Thai C.Bank Raises GDP Growth Forecasts, Holds Key Rate Steady

Thailand's central bank is seen at the Bank of Thailand in Bangkok, Thailand in this April 26, 2016 file photo. (Reuters Photo/Jorge Silva)

By : Orathai Sriring and Kitiphong Thaichareon | on 7:00 AM December 21, 2017
Category : International, SE Asia

Bangkok. Thailand's central bank, saying economic recovery has gained "further traction", raised its forecasts for growth this year and next on Wednesday (20/12) while leaving its benchmark interest rate unchanged.

As expected by all 14 economists in a Reuters poll, the Bank of Thailand's (BOT) Monetary Policy Committee unanimously voted to keep the one-day repurchase rate at 1.50 percent, where it has been since April 2015.

Southeast Asia's second-largest economy will have higher growth than previously seen on "continued improvements in exports and tourism that were driven by a stronger global economic recovery", it said.

Charnon Boonnuch, an economist at Tisco Securities, predicted the policy rate would remain unchanged in 2018, as the recovery was still driven mainly by external factors.

"Domestic demand continues to improve but at a slow pace... a stronger baht will limit the chances of a premature rate hike," he said.

ANZ said it sees "no need for the BOT to adjust its monetary policy in either direction" and the rate could remain 1.50 through 2018.

The central bank upgraded its 2017 economic growth forecast for the fourth time, taking it to 3.9 percent from the 3.8 percent seen three months ago. The BOT made an identical revision for 2018, lifting its projection to 3.9 percent.

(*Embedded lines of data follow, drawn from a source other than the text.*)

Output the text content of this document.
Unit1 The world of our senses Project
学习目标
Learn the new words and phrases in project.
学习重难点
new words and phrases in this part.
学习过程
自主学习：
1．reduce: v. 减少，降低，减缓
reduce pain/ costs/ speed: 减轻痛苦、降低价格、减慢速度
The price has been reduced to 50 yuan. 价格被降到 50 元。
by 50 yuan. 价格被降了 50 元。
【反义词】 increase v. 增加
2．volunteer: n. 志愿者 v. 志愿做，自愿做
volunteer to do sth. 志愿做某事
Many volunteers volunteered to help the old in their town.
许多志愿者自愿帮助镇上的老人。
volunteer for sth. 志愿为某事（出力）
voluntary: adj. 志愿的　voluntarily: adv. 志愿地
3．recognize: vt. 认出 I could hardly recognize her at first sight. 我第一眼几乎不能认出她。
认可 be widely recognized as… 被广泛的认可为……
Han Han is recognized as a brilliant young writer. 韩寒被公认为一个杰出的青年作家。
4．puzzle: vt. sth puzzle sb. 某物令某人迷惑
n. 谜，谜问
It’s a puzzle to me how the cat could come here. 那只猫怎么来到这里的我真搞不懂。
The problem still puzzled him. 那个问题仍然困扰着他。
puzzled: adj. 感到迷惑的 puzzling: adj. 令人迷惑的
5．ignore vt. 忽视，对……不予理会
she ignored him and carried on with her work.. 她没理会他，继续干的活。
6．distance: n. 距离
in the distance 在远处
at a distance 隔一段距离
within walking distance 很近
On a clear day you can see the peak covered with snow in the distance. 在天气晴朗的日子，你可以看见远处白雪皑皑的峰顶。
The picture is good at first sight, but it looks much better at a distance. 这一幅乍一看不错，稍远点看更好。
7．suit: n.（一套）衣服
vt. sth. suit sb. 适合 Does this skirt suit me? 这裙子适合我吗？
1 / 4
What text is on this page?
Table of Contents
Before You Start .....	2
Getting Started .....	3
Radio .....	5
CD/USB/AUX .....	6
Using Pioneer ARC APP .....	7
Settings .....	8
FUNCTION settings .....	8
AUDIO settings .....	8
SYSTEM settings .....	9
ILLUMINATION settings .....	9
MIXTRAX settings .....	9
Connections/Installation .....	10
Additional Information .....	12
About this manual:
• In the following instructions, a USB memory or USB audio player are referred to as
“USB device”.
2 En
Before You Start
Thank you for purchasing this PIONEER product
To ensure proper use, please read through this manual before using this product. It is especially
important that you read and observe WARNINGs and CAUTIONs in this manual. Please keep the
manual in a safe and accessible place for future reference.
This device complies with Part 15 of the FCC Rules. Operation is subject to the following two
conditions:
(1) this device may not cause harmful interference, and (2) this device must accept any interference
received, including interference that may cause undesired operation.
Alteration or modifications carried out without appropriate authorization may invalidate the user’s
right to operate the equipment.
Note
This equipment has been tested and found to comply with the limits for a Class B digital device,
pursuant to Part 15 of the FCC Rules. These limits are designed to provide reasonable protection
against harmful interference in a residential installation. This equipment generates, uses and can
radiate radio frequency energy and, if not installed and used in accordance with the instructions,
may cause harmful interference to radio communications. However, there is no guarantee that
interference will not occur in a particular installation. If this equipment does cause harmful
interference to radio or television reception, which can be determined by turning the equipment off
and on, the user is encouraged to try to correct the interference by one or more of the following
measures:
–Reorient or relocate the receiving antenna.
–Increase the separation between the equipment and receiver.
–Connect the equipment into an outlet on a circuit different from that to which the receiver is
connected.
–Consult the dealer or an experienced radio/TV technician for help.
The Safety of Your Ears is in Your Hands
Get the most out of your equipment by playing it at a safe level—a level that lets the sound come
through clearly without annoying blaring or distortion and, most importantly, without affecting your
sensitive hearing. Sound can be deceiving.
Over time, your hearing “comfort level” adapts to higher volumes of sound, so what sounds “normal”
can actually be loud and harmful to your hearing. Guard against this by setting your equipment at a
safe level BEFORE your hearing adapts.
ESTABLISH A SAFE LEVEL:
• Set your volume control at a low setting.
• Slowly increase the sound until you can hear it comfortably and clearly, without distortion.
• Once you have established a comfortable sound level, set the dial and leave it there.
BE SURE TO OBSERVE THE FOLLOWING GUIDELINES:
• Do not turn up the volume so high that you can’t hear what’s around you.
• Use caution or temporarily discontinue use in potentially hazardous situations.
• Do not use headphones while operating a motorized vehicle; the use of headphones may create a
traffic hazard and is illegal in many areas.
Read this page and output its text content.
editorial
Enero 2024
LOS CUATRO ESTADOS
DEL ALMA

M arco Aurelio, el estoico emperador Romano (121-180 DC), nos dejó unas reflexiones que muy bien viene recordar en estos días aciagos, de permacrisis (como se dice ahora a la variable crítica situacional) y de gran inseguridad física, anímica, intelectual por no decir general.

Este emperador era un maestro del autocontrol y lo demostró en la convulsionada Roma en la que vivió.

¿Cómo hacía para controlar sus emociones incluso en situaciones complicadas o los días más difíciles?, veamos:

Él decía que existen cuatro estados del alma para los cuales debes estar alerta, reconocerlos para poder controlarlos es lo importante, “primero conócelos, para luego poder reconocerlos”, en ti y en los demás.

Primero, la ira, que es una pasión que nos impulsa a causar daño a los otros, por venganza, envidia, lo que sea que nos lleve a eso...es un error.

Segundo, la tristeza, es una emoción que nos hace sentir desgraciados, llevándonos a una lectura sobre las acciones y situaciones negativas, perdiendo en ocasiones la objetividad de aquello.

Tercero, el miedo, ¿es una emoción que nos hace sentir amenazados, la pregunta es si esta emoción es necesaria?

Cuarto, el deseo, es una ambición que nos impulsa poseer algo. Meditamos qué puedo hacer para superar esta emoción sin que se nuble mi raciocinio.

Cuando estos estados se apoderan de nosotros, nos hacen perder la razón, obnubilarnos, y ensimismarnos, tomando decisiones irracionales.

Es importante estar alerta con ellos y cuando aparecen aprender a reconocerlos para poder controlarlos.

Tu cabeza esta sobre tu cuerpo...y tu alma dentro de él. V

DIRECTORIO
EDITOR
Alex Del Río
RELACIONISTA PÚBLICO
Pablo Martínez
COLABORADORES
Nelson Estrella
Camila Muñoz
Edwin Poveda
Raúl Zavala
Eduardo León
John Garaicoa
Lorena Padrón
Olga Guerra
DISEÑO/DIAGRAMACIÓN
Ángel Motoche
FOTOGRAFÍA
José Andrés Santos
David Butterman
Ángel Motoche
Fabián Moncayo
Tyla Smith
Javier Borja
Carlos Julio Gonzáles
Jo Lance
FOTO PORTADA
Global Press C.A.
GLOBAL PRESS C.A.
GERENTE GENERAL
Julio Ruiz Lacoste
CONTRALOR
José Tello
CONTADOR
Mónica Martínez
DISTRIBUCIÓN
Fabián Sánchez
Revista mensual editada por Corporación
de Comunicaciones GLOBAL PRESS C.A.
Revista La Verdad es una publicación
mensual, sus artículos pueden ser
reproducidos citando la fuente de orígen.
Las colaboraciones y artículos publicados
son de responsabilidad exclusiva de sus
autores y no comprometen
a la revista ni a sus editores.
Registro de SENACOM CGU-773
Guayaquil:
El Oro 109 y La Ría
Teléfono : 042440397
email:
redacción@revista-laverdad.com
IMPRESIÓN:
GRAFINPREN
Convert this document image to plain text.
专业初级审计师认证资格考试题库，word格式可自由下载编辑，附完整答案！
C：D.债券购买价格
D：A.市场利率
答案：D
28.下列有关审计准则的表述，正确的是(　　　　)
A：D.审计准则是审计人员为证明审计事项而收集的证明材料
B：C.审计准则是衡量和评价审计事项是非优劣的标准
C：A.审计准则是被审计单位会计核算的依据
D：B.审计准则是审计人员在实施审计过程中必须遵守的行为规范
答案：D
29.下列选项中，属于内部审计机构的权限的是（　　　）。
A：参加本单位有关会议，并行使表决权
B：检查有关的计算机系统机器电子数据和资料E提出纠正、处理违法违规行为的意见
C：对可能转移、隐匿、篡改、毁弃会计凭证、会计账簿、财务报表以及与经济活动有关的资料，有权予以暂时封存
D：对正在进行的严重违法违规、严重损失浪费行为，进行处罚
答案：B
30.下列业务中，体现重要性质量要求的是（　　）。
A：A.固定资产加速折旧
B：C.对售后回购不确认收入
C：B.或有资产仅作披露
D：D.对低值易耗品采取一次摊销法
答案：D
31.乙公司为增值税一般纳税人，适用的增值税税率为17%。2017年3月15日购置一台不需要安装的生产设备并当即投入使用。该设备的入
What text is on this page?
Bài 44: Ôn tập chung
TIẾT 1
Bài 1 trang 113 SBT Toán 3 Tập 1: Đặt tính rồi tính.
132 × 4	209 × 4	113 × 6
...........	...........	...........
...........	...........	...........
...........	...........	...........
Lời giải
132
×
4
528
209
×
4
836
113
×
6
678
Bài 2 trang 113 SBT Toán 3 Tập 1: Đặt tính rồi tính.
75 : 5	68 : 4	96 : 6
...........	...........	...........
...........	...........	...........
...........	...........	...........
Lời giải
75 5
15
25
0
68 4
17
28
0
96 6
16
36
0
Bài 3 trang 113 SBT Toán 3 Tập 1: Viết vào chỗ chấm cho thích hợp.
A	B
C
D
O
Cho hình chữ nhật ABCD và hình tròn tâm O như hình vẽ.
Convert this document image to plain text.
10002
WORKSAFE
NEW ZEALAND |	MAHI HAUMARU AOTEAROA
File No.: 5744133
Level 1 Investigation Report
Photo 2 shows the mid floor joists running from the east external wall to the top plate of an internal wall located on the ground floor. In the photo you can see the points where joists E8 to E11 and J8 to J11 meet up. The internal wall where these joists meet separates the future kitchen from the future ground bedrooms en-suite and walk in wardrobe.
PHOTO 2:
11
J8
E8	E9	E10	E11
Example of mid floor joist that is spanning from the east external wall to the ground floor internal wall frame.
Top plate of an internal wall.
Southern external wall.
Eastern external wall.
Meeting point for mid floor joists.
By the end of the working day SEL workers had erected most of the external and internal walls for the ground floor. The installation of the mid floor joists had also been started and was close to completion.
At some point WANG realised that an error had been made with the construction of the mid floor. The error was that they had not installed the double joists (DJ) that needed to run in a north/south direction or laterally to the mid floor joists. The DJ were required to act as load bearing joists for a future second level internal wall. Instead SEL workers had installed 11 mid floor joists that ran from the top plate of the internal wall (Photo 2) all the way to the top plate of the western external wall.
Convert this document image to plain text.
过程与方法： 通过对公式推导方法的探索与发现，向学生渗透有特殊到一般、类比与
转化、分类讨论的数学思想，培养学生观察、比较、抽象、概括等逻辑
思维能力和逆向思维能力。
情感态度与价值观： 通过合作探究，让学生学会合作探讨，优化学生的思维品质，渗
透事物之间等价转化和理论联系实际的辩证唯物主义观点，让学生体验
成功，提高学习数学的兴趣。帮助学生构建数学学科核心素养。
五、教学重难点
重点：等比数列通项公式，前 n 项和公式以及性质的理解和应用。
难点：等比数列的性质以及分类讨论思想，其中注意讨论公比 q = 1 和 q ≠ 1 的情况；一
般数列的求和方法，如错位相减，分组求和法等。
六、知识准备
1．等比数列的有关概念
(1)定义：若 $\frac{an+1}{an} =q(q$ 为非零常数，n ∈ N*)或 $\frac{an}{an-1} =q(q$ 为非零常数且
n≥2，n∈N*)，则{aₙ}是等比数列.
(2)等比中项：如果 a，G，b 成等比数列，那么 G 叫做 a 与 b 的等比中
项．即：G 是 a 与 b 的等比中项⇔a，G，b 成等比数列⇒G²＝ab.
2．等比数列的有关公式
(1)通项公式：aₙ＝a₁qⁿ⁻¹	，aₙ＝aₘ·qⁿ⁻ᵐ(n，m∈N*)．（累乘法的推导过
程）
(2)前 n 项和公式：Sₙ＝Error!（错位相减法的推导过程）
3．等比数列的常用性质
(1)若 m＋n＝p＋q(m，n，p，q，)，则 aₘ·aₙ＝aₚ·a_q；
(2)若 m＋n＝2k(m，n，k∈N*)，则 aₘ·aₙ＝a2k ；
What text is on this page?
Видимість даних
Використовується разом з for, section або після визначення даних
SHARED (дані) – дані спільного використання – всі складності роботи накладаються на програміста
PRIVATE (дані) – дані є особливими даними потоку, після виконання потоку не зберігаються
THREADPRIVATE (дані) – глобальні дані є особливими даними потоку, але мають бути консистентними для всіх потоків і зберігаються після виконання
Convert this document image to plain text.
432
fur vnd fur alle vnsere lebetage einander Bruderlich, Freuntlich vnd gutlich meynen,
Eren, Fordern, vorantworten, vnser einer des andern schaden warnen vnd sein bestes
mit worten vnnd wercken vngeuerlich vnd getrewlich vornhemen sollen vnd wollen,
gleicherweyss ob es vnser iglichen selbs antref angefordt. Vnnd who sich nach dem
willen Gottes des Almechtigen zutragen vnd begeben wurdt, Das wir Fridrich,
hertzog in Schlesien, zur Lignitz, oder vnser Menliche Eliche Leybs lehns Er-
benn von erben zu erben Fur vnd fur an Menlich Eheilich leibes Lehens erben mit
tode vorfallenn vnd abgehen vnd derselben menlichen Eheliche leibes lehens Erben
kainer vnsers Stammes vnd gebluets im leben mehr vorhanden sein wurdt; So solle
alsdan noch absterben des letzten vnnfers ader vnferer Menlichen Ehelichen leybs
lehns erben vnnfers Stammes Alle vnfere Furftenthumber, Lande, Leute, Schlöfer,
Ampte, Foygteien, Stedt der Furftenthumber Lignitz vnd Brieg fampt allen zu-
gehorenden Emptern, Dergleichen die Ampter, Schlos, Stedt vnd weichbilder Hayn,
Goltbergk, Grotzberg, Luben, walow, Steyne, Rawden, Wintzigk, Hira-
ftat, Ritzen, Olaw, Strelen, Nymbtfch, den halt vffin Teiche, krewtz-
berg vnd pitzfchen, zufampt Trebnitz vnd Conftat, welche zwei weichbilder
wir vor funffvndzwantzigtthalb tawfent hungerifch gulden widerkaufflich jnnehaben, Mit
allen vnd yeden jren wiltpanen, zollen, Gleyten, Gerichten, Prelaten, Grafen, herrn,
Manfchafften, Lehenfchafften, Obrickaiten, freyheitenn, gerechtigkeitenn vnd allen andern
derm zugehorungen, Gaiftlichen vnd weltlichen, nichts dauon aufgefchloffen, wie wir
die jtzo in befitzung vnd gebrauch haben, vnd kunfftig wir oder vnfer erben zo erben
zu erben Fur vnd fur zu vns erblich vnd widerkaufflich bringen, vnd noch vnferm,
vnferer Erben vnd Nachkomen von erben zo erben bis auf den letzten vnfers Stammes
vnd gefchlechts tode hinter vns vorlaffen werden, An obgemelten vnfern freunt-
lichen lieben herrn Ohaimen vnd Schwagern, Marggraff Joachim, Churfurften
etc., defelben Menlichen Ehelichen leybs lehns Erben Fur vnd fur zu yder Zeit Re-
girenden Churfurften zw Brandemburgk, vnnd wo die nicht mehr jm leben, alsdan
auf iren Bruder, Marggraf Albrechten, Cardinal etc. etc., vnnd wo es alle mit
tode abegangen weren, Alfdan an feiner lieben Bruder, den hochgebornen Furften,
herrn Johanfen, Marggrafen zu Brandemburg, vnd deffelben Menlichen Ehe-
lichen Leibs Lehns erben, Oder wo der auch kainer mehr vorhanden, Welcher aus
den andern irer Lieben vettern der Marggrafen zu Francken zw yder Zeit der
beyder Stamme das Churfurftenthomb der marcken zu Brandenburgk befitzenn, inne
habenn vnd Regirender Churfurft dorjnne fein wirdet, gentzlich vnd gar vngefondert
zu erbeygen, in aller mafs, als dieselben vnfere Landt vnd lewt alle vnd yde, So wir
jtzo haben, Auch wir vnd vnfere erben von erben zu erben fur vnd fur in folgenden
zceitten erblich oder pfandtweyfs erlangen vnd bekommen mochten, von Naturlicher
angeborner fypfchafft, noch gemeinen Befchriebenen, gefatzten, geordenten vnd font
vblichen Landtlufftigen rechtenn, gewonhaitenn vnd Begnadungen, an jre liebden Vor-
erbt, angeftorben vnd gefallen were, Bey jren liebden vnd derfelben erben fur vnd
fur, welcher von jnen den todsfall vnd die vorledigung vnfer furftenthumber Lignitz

Next year's growth could be higher than forecast if government investment projects are implemented as planned, assistant governor Jaturong Jantarangs told a briefing.

Growth Driver

At the start of this year, the BOT expected 3.2 percent growth for 2017. The forecast was steadily raised as that for exports - a key growth driver - has been hiked.

The Thai economy grew 3.2 percent in 2016.

The central bank predicted 2017 exports would rise 9.3 percent, from 8 percent seen in September. In 2018, it forecast 4.0 percent.

Exports rose just 0.5 percent last year, after contracting the three prior years.

Despite the baht rising nearly 10 percent against the US dollar this year, Thai exports have remained strong, boosted by improving global demand. The BOT said last week it had stepped in to slow the baht's gains.

The policy committee said the baht's moves relative to those of its main trade partners' currencies were largely unchanged

The BOT raised its 2017 headline inflation forecast to 0.7 percent from 0.6 percent but trimmed its 2018 estimate to 1.1 percent from 1.2 percent.

The central bank expects inflation to be in its 1-4 percent target band in 2018's second quarter.